As the book’s subtitle (“stories, questions”) intimates, Minor’s stories raise many questions. The second piece, “You Shall Go Out with Joy and Be Led Forth with Peace,” considers the question of whether or not suffering is rewarded by joy and peace. Its narrator reflects on the connections between his terrifying experiences as a bullied Christian school student and the frustration of his attempts as a young adult to overcome the trauma of severe abuse and to care for others. The stories in the remainder of the first section, “I Wish My Soul Were Larger than It Is,” and in the second, “As I Fall Past, Remember Me,” raise other thorny questions about the apparent futility and meaninglessness of human existence and experience. In addition, Minor includes two pieces, each entitled “Q & A,” which are imagined conversations between writer and reader. In the first, Minor defines the writer’s task as a kind of meaning-making: “to identify the distance between the story we’ve been telling ourselves about our lives” and “the story that experience is revealing about our lives, the story that is more true.” Although the “facts are the same in both versions of the story,” it is the “the reckoning that changes. The narrative itself is the reckoning.” This is one reason that Minor will “often tell the same story two or three different ways,” as he does in this volume: “It’s not done with me yet. I forgot something important, or I hadn’t learned it yet.” An example is the book’s coda, “Lay Me Down in the Blue Grass,” which revisits the themes of theodicy, suicide, mourning, and meaning-making to voice an important new learning in its final paragraph:
The day Danny was born, Dan saw that the boy had no fingers on his right hand. Dan cursed God and drove away into a storm. He says a bolt of lightning struck a telephone pole and an arc of blue electricity briefly danced upon the hood of his car before dissipating into the ground. Tonight it is dark on our mountain, and we are far enough from the city lights to see the milky plenitude. To be sure, we are hoping for a sign. The distances between stars are now calculable but what passes for mourning is harder to measure. We have photographs and folklore. We have words and hands. We can sell the cherry tree. We can fix the water pump. We can build a new dam. We can dredge a new path for the creek and make it a canal.

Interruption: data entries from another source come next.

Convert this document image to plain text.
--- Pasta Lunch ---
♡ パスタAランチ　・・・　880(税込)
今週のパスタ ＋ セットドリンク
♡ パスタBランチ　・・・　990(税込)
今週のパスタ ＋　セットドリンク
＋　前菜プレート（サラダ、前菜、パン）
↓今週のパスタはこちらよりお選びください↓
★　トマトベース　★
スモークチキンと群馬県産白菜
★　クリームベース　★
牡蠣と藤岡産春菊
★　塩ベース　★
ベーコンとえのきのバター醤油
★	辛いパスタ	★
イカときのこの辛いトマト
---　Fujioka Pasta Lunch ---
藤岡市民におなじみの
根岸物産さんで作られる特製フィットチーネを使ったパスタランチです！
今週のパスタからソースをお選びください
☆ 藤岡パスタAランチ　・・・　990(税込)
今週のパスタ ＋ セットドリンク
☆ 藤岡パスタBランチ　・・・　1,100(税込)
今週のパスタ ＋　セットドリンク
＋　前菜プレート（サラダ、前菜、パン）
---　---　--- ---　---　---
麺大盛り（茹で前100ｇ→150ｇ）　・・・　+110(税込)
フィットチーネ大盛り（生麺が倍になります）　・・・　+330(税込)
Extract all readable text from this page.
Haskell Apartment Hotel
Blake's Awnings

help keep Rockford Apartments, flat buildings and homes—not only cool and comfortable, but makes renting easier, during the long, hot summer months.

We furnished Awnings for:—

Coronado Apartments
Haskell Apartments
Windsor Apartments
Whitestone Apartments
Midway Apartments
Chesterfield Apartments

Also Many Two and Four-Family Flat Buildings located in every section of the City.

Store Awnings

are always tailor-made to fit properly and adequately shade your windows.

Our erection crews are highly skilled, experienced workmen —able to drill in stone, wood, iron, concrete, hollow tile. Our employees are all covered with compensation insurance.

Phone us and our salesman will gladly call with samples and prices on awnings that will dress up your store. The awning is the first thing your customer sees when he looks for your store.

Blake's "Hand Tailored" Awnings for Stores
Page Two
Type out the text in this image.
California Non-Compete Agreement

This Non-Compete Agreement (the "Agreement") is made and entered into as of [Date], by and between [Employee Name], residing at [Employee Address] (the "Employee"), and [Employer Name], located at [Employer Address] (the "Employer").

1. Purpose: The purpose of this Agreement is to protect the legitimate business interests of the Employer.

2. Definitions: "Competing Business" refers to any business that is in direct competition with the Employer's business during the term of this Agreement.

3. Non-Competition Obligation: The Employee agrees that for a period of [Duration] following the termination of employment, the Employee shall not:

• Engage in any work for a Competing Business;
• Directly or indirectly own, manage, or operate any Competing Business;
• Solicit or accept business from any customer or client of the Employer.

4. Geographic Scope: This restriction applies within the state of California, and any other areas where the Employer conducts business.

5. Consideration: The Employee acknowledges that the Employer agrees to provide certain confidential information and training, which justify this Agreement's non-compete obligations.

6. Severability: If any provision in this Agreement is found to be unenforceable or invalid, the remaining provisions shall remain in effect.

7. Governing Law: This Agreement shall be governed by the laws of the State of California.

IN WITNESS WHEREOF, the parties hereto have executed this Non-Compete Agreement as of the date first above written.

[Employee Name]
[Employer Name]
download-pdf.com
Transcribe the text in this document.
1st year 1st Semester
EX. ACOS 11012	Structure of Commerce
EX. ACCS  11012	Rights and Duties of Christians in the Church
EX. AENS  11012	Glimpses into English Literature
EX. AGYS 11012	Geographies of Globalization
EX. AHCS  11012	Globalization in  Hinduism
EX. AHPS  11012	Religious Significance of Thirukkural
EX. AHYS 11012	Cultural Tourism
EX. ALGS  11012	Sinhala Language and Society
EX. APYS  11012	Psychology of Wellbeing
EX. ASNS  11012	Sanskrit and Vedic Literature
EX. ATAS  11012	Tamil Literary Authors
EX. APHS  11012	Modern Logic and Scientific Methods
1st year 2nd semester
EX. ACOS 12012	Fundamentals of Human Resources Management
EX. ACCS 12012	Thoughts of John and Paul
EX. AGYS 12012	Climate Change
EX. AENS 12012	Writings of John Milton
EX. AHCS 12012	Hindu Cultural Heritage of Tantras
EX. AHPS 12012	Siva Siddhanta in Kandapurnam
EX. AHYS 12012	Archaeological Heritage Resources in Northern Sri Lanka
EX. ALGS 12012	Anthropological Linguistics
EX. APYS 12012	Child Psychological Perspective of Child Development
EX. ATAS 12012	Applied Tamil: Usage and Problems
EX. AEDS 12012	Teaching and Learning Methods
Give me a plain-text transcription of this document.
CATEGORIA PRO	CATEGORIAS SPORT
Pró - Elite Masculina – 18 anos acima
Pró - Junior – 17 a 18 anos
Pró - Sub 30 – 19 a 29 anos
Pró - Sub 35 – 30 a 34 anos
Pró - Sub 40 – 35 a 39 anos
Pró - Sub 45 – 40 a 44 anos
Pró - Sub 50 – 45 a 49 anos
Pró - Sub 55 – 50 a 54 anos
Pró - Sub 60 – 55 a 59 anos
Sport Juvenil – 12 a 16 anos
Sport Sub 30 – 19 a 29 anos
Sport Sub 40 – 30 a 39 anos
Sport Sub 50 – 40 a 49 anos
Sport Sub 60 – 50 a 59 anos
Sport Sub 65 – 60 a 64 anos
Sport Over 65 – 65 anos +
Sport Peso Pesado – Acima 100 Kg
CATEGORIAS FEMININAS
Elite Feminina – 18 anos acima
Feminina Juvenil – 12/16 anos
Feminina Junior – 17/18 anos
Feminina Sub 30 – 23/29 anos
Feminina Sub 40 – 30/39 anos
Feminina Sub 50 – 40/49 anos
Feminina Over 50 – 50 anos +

We can shout out into the quiet of the hollow and hear our own voices echoing: Ashes to ashes, dust to dust. The words come back plaintive, longing.
Disclosure: I obtained a pre-publication copy of Mr. Minor’s book through a subscription to the Rumpus Book Club, for which I paid a monthly subscription fee. I also participated in an online chat between the author and the club’s members on November 25, 2013. The review above is an edited version of the original, which was posted first to one of my legacy blogs.